I love the way you've taken a scientific approach to this, a man after my own heart! This looks very tempting to try. I may be interested in learning more and trying it myself, maybe down the road a bit. For now, i know i like P90 pups. I want to get a Strat type guitar with P90s at the bridge & neck, with a standard strat type pup in the middle (maybe, maybe not... If there's space for it!). Those P90s will give me the tones I crave for now! But, i have 'scribed to your channel, and i will certainly follow your adventure! I'm also interested in watching the videos where you talk about uControllers, cuz I'm into them, for sure. I like to use them for all kinds of things, and as soon as i can get to it, I'm gonna use a Pi Pico to make a MIDI pedal. I'll see what other things your guys do. I thought of using DSP chips to make harnonizing voices and things like that. Tone doublers, you name it! 🤪 👍👍👍
The best sound i got out of my guitar, basic humbucker and single coil was with straight wires to a buffer in the guitar. Too bad it is a bit too cumbersome, and i got tired of batteries running out and not having volume pot, but the dynamic range it got.. and the way the high end frequencies came out. Definitely recommend to try it.
Use a 5V power bank with 5V to 9V step up cable and you can run a buffer for almost forever...Expose the charging port to the outside of the guitar and you just recharge it like any other electronic device.
@@thescientificguitarist4228 I came to similar conclusion except using 9V power supply since it gives better Vpp ,but charging that power supply with 5V usb, and then step up. 5V power supply is not that great from circuit design point of view, things are SO much easier when you got at least 7.5V Vpp. That is +-3.25V. With 9V, after all the drop off from battery voltage dropping is accounted for, that is +-4V, enough to run 5532s, which i just fucking love. 5V dropping pushes things way too close to +-1.5, and now you are in trouble, since i wanted this to feed into line inputs directly, to further optimize the signal path. With line inputs, you are looking at one capacitor and a unity gain high impedance buffers.. .Get the signal level as high as you need as close to the source as you can, is my mantra.
@artysanmobile It's refreshing to hear the guitars voice on clean instead of choking it out with distortion pedals. Enriching the clean tone will enhance your OD and Distortion, Fuzz, etc.. Your Best Pedal to own is an EQ. Want more push into an amp... use a DI. Inexpensive pedal from Behringer Acoustic ADI 21. That's my rig for my Tele and the clean sound is so Rich. Plus, lower your pickups and free those strings.
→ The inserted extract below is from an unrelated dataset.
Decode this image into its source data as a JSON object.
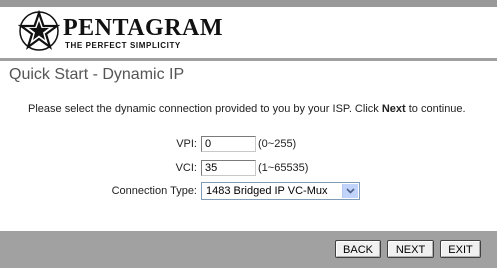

Nice work !. When I first saw the impedance of the pickup and the schematic of the filter, I thought that would not work. The signal from the pickup is way too small to be amplified by a unity gain buffer and using higher gain would introduce too much noise to be useful. Then you showed the transformer. That would solve the problem. Thank you for showing the mini transformer. I wish there would be even smaller ones to be fitted in the backside of the pickup. Your pickups look cool on the guitar too.
My humbucker sized driver/pickup actually has the transformer under the pickup cover. You can even put the active electronics there, but that makes tuning the response more of a pain.
Ok, this is great! But I already got my Fishman Fluence pickups. However, since I'm interested in electronics, even guitar electronics - I would like to test this out..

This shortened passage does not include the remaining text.